Bold of you to assume that I caught the guy with no ATIS. (I did not.)
I had two big errors on each of my local runs that very nearly cost me the job. The first run I gave a Cheyenne a 360 after missing being able to extend their downwind by maybe half a second, assuming it would buy me more time then it did (laws of physics and all but the simulation turned them on a hair) and then had them overfly three aircraft and a runway with about a minute left in the problem with some botched traffic calls (gave a traffic alert to the Cheyenne, but, in my panic, no advisory to two of the aircraft he flew over.). The second run I had a wake turbulence timer going and cleared an aircraft for takeoff from an intersection, caught it as soon as I did, cancelled clearance and had them hold position, no points lost, taxied an aircraft across the runway downfield and then cleared the intersection departure for takeoff about a second before the crossing aircraft passed the hold short line, he was off the runway, but not "clear" of the runway. I saw it happen and immediately knew I blew it.
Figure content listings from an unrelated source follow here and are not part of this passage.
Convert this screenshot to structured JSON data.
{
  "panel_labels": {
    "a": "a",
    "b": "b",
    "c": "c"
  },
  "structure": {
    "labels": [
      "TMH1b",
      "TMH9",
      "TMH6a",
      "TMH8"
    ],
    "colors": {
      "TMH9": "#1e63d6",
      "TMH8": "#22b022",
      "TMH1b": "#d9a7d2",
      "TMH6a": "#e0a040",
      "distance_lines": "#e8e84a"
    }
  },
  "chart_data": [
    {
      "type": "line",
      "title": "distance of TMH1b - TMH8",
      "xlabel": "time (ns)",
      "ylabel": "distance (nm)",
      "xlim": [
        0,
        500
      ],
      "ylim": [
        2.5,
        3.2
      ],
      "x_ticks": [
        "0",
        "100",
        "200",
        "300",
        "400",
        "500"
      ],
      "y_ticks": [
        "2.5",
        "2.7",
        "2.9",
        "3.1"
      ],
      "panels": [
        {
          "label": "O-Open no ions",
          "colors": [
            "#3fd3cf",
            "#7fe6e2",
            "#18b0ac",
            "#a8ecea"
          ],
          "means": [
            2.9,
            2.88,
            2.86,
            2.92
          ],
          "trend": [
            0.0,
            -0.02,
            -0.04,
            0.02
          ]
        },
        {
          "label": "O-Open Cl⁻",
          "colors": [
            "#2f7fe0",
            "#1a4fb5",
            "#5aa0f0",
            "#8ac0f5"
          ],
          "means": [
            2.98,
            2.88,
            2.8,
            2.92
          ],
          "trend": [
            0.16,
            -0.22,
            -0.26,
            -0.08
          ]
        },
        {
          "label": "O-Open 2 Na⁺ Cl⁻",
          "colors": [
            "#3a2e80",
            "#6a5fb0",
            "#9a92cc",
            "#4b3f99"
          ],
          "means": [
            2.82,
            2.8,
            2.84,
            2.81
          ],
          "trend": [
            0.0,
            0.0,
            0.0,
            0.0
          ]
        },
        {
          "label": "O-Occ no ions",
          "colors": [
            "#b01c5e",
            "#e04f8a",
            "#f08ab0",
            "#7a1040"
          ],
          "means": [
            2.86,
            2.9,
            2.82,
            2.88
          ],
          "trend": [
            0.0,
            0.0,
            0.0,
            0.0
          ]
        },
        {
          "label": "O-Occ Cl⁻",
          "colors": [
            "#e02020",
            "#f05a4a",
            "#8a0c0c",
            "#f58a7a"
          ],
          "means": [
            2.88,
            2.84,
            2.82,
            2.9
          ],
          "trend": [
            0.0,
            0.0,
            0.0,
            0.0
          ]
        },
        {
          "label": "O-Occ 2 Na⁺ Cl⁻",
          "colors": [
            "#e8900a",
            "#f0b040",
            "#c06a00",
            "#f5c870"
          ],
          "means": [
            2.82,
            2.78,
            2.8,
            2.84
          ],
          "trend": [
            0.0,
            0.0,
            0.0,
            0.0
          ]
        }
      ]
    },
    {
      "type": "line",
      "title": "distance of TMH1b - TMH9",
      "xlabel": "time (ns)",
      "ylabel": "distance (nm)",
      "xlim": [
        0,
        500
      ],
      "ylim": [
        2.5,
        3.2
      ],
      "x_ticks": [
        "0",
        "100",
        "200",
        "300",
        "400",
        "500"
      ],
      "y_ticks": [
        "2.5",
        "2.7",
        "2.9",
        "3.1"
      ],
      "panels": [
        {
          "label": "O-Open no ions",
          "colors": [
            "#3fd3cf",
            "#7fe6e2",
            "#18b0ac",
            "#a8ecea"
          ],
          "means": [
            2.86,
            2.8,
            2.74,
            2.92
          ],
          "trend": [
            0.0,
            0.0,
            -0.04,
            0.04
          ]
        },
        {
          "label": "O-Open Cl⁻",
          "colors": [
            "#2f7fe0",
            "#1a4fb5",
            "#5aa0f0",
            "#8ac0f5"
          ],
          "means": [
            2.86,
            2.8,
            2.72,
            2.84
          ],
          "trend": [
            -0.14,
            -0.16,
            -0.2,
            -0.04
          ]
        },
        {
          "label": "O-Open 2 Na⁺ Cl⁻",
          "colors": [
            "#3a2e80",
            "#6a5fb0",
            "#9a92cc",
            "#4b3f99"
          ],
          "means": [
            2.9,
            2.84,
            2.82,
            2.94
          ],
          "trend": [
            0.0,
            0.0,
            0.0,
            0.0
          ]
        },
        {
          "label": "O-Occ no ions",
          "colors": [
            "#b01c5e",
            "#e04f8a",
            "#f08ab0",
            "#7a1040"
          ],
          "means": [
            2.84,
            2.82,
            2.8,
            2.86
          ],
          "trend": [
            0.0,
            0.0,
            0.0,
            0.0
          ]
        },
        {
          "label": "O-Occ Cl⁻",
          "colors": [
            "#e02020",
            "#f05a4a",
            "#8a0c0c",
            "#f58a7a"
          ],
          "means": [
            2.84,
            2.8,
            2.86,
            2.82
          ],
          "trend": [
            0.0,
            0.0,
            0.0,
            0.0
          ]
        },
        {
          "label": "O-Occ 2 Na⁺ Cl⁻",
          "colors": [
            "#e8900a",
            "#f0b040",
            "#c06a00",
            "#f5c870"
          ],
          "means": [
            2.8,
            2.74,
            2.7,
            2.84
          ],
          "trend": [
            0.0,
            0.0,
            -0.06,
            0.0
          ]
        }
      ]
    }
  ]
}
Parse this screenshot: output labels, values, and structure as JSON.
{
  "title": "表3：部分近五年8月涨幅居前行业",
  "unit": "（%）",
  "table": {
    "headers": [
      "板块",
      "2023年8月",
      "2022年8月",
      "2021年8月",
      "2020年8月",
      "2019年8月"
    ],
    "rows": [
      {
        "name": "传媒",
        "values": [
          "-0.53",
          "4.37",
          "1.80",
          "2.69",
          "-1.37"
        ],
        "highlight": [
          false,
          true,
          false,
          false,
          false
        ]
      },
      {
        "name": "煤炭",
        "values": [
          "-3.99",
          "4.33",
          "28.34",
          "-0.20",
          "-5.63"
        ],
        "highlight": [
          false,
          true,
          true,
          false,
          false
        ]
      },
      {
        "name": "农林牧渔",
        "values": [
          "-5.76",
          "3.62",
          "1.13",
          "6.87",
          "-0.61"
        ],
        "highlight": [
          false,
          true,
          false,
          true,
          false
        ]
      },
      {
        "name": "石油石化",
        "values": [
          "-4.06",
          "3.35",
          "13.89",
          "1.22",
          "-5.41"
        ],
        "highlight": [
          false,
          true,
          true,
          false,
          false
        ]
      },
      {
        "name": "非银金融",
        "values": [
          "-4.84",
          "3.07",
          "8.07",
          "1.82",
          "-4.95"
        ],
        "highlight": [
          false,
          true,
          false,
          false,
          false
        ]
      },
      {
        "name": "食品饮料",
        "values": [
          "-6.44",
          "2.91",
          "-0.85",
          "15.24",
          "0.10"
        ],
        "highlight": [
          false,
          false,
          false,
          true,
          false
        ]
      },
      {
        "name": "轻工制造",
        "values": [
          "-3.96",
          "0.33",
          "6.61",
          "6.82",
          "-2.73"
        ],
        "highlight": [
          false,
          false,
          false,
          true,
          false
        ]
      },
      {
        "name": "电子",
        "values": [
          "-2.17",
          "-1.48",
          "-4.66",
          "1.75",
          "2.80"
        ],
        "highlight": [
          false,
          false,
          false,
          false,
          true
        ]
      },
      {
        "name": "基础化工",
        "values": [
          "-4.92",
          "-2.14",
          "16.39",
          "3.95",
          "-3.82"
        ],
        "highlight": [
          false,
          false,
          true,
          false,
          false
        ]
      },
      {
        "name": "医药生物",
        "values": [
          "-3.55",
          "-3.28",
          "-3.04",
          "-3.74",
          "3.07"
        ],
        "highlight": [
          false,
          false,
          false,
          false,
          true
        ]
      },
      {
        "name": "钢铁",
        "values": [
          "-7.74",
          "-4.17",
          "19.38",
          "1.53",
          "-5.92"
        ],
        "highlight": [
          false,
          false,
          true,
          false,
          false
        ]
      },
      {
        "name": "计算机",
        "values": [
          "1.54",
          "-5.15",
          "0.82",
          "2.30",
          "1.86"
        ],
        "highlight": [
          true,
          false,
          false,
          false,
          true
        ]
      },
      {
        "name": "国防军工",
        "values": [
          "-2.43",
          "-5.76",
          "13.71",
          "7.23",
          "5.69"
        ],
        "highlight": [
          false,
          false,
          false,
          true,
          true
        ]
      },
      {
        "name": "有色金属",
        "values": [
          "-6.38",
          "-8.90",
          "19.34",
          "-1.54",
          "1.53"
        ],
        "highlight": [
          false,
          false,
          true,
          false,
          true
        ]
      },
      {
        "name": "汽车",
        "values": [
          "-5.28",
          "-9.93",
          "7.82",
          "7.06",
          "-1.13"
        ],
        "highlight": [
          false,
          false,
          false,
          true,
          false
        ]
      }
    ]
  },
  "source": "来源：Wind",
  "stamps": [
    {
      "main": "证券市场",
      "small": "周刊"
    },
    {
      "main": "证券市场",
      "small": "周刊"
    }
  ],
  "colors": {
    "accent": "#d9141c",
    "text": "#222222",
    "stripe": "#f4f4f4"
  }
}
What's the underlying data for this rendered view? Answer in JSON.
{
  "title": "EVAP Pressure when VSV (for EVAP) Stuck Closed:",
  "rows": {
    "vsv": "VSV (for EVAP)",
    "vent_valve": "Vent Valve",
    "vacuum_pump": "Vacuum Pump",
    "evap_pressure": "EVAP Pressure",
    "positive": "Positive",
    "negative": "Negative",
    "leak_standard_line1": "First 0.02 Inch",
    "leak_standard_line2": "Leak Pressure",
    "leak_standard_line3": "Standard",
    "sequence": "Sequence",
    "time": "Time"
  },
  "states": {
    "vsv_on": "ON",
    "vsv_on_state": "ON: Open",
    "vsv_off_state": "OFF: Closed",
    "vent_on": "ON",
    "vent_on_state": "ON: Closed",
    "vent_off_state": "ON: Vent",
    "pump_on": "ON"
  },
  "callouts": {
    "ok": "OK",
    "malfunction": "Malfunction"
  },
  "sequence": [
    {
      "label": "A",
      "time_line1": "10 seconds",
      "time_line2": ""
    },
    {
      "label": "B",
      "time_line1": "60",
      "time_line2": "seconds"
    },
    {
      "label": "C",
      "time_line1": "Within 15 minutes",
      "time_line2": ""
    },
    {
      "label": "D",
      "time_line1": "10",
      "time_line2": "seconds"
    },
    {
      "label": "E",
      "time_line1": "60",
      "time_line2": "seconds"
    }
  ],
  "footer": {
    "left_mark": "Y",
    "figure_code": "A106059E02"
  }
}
Without those two errors my 70.73 would have been in the 80s. After my second local run I was certain I'd failed. I scored two points higher on the run then what I needed to to pass. The feeling of relief after the evaluator gave me my score was incredible. I'm honestly still in disbelief. MWH here I come!
As for the guy from our class who didn't make it, he'd struggled a bit throughout, as had I, but he put in the most effort out of everyone in the class and always maintained a positive attitude throughout. I'd be lying if I said without him being there and lifting the mood, there would have been days where I would have struggled more and/or had worse runs. Everyone in our class was heartbroken when he failed. He had one really bad mistake that snowballed in his last local run. Missed a landing clearance on a VFR fast mover that went around and destroyed his traffic pattern causing a ton of errors. Without that one simple thing he'd have passed with a higher score than me. It's really crazy, not to mention extremely stressful, how one small error or poor split second decision can cost you the job. I am incredibly lucky to still be here.